Missing covariates in causal inference matching: Statistical imputation using machine learning and evolutionary search algorithms
Causal interpretation of relationships is complicated by the ‘fundamental problem of causal inference’, a condition in which exogenous confounds are concomitantly uncontrolled for within a single stochastic equation. Rosenbaum and Rubin (1983, 1985) introduced a principled approach to establishing exchangeability across treatment strata, evaluated with Mahalanobis’ distance (Mahalanobis, 1936). However, these approaches to producing causal inference are not unbiased in the presence of missing covariates (Rubin, 1971, 1974, 1976, 1987), necessitating multiple imputation to produce unbiased, but not necessarily accurate, inference.
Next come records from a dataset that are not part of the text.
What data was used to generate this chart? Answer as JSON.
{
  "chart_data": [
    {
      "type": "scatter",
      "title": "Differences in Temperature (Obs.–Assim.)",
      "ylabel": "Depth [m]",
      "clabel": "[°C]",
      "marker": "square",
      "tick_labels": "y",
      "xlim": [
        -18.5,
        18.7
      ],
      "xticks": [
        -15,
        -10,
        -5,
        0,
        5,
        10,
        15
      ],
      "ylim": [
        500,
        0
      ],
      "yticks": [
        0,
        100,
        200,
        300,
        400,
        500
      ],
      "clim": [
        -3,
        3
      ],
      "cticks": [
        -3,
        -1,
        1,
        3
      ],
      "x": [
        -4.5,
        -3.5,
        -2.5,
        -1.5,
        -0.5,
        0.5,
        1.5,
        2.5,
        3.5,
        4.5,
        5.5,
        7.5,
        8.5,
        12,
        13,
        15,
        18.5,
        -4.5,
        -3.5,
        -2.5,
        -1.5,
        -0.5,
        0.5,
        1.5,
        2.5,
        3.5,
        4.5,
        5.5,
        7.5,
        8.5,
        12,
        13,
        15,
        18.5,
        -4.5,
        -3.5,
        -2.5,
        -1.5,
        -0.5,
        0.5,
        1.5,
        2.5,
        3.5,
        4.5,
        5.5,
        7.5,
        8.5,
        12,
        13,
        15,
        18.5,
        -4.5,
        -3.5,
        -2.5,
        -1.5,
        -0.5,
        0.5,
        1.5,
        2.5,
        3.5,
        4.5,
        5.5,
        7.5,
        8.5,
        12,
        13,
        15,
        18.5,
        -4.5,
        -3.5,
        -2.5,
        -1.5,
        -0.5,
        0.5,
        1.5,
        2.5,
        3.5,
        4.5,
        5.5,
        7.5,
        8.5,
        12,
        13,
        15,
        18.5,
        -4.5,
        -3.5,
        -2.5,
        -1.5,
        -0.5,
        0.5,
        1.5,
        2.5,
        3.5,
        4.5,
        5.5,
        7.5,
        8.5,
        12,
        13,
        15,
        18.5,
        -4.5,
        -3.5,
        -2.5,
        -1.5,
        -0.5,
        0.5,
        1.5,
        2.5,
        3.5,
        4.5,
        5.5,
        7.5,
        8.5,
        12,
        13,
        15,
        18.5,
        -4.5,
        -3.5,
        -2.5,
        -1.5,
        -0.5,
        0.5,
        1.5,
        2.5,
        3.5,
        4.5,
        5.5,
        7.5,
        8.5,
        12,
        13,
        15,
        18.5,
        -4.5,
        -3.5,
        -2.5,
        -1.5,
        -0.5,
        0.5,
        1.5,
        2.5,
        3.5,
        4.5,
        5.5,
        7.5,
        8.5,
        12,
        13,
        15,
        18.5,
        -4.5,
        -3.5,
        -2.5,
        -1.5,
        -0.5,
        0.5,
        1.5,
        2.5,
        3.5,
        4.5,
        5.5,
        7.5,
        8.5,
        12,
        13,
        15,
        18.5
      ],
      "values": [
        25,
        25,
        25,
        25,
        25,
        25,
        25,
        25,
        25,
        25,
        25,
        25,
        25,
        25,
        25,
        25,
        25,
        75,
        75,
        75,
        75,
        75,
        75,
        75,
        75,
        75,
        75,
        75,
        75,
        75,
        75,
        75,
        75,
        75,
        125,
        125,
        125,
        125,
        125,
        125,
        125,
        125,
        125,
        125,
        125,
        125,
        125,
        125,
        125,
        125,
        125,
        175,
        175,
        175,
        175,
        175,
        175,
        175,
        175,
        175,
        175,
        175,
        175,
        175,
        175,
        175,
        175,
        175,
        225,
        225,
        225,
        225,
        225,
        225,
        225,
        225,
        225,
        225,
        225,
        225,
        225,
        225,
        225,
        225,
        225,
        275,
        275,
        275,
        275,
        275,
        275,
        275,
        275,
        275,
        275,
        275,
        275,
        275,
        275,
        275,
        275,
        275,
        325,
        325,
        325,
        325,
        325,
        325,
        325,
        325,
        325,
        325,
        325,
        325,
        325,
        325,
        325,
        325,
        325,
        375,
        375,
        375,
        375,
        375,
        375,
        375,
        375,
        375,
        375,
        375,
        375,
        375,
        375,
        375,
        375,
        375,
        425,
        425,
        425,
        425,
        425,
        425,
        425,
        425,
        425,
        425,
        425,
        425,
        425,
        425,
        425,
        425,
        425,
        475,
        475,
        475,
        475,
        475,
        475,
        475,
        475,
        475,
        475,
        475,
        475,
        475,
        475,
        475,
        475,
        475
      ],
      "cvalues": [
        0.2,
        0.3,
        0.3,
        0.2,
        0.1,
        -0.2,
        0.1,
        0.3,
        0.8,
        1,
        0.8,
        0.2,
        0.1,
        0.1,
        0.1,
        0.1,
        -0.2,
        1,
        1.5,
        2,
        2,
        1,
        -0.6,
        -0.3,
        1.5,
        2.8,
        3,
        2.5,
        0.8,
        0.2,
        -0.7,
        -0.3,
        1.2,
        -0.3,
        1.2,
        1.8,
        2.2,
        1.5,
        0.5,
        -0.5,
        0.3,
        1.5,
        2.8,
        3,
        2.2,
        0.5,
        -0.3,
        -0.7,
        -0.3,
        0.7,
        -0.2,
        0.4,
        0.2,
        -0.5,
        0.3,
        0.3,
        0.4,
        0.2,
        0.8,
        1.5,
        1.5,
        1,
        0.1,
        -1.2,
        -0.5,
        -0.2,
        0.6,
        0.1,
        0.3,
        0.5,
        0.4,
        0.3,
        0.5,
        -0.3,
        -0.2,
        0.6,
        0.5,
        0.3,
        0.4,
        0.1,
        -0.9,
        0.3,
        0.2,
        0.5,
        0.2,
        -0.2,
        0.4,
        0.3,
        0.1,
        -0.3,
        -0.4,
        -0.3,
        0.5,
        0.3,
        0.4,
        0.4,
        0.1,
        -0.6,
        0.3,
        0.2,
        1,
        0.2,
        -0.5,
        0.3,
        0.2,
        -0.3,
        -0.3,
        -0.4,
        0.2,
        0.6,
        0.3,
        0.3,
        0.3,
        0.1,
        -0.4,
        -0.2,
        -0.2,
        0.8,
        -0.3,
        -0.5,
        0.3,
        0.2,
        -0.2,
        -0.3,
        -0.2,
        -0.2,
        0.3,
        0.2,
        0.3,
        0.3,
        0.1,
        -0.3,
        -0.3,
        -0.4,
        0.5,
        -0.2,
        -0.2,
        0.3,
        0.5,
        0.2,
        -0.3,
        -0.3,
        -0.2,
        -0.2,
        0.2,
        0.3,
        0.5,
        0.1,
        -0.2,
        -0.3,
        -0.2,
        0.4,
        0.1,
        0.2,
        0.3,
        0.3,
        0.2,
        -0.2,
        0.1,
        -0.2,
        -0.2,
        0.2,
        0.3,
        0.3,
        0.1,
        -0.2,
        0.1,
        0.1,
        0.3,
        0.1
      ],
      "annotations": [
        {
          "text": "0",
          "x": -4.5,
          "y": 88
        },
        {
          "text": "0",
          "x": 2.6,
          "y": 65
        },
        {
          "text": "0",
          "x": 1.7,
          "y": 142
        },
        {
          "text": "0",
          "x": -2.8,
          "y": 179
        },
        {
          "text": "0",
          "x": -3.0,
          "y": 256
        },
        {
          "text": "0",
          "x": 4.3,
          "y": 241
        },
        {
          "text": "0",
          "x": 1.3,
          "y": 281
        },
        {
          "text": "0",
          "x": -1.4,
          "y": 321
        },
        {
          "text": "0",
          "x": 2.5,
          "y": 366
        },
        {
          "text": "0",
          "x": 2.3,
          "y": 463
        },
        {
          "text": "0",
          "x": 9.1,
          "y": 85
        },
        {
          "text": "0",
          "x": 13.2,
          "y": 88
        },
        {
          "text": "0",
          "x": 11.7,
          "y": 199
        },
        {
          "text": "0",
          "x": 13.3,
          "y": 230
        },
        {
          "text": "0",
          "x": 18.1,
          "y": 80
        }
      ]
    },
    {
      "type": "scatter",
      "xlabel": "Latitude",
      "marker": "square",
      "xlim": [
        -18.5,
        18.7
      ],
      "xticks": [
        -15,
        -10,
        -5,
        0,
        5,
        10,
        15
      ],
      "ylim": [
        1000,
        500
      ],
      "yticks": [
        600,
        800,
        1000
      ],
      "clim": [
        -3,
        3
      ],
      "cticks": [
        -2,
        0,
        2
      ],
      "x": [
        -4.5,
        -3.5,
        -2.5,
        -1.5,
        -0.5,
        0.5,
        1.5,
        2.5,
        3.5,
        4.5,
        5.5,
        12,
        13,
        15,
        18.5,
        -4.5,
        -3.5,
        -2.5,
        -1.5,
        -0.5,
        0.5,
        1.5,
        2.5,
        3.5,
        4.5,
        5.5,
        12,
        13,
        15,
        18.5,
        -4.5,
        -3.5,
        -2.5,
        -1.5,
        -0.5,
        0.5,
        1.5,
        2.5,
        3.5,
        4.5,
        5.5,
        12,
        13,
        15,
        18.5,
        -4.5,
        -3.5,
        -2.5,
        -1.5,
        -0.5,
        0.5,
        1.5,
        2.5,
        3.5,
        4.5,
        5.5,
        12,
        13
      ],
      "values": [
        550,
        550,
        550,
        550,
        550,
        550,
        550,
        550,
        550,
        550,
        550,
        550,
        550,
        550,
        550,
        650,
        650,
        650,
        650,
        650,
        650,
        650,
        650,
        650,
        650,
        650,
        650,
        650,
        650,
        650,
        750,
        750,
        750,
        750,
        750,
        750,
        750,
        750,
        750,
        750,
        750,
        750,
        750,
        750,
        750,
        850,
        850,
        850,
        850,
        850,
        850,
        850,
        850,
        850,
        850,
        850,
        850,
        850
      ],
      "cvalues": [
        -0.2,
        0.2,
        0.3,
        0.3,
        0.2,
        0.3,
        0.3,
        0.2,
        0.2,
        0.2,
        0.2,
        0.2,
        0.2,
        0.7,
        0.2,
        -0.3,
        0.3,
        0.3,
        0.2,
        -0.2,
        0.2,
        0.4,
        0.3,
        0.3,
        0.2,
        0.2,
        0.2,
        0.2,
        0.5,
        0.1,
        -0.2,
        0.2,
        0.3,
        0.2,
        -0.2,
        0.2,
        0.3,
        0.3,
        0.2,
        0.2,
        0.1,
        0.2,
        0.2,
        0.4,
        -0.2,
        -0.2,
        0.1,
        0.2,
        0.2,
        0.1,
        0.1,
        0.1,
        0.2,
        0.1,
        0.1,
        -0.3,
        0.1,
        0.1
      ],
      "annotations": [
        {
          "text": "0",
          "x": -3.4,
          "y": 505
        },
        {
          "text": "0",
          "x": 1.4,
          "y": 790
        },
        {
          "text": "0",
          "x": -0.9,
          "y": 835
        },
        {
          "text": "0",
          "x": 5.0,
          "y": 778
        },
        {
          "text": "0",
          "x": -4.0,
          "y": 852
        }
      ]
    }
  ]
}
I review existing literature on missing data, and then conduct sensitivity analyses on the effects of single imputation from a Bayesian machine learning framework with exogenous post- stratification. The results indicate improvements upon traditional techniques, using a two stage methodology: data imputation using random forests to recover unspecified missingness functions, followed by optimal covariate matching on both propensity score and imputed covariates. This removes the biased recovery of missing parameters or treatment selection methods, discarding incomplete observations (complete cases), or unprincipled modelling of treatment assignment by empirical model constraints.
Hurley, Landon, "Missing covariates in causal inference matching: Statistical imputation using machine learning and evolutionary search algorithms" (2017). ETD Collection for Fordham University. AAI10250674.